Umfangreichere Konten, mit denen langfristige Ziele, insbesondere die individuelle und betriebliche Gestaltung des Erwerbslebens, geplant werden (sog. Lebensarbeitszeitkonten oder Zeitwertkonten) werden derzeit nur von wenigen Unternehmen genutzt. Vor dem Hintergrund der demographischen Entwicklung nimmt die Bedeutung von Lebensarbeitszeitkonten aber für alle zu. Ihr Einsatz muss auch für kleinere Betriebe unbürokratisch geregelt werden können. Die bestehenden gesetzlichen Vorgaben bedürfen daher der Überprüfung. Gerade Beschäftigte haben sich häufig für interessante Einsatzmöglichkeiten ihrer Konten stark gemacht, diese Entscheidungen dürfen nicht nachträglich mit Wirkung für die Vergangenheit konterkariert werden.
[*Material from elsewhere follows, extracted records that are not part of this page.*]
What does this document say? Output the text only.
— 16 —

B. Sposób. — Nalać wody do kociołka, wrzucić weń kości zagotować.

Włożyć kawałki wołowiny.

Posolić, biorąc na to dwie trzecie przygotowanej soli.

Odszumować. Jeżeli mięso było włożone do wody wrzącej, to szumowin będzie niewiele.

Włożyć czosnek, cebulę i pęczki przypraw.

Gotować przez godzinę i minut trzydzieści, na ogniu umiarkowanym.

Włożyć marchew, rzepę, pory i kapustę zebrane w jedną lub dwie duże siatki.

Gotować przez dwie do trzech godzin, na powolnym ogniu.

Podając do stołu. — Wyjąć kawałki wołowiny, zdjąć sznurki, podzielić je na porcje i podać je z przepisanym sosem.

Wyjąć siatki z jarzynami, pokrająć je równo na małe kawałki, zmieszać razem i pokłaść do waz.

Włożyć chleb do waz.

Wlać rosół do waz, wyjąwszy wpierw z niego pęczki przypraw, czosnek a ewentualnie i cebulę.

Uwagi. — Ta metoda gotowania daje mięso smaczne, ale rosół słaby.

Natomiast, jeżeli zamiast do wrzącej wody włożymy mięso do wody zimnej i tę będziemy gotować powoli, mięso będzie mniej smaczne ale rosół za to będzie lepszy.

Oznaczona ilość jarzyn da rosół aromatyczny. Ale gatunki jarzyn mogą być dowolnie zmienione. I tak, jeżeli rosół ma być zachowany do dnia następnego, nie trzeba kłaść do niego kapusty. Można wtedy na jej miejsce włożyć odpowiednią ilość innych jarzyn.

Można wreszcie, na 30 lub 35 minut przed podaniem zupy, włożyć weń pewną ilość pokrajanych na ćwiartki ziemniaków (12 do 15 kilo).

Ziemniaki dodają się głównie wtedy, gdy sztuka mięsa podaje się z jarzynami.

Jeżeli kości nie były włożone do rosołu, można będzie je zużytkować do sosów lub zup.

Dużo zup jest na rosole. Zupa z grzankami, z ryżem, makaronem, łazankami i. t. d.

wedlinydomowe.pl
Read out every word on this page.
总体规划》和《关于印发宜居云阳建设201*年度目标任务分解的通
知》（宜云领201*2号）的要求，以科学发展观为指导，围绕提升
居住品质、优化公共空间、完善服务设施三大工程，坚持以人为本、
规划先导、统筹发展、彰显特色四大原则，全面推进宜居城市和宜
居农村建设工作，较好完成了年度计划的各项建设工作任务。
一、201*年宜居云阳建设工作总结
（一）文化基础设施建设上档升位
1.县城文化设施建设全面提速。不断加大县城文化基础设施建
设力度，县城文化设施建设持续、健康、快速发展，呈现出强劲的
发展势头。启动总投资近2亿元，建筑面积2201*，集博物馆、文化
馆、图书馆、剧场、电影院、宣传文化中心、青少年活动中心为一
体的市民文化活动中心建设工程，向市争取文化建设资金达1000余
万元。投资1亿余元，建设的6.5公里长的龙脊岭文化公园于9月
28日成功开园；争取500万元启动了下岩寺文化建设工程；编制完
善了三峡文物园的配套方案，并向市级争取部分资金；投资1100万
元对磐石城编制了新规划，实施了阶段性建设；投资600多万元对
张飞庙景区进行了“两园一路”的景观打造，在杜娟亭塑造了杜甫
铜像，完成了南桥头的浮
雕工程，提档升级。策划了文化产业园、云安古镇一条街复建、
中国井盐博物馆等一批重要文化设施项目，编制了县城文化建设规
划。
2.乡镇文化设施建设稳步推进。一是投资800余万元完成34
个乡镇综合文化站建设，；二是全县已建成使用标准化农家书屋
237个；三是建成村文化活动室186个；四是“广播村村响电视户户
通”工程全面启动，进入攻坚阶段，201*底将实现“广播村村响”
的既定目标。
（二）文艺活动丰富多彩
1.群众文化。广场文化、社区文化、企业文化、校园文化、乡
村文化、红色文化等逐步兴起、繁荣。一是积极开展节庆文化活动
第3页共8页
Vertrauen statt unpraktikable Nachweispflichten
Der , dass die EU-Mitgliedstaaten die Unternehmen verpflichten müssen, ein System einzurichten, mit dem die tägliche Arbeitszeit ihrer Mitarbeiter erfasst werden kann. Die Entscheidung des EuGH richtet sich an den nationalen Gesetzgeber und nicht an die Unternehmen. Die Bundesregierung prüft zurzeit, ob und wie die Entscheidung umgesetzt werden muss.
Sollte das deutsche Arbeitszeitrecht verändert werden, müssen moderne Formen von Arbeitszeiterfassung möglich bleiben. Das setzt z. B. voraus, dass die Unternehmen die Arbeitszeiterfassung auch zukünftig an ihre Beschäftigten delegieren können. Ohne diese Möglichkeit ist mobiles Arbeiten nicht denkbar. Zudem müssen die weiteren Spielräume genutzt werden, die der EuGH ausdrücklich für die konkreten Modalitäten der Umsetzung eines solchen Systems einräumt, insbesondere dessen Form, festzulegen, gegebenenfalls unter Berücksichtigung der Besonderheiten des jeweiligen Tätigkeitsbereichs oder der Eigenheiten bestimmter Unternehmen, wie ihrer Größe. Darüber hinaus sollten weitere Ausnahmen vom Anwendungsbereich der Richtlinie vorgenommen werden für solche Arbeitnehmer, deren Arbeitszeitdauer wegen besonderer Merkmale der ausgeübten Tätigkeit nicht bemessen und/oder vorherbestimmt ist oder von den Arbeitnehmern selbst bestimmt werden kann.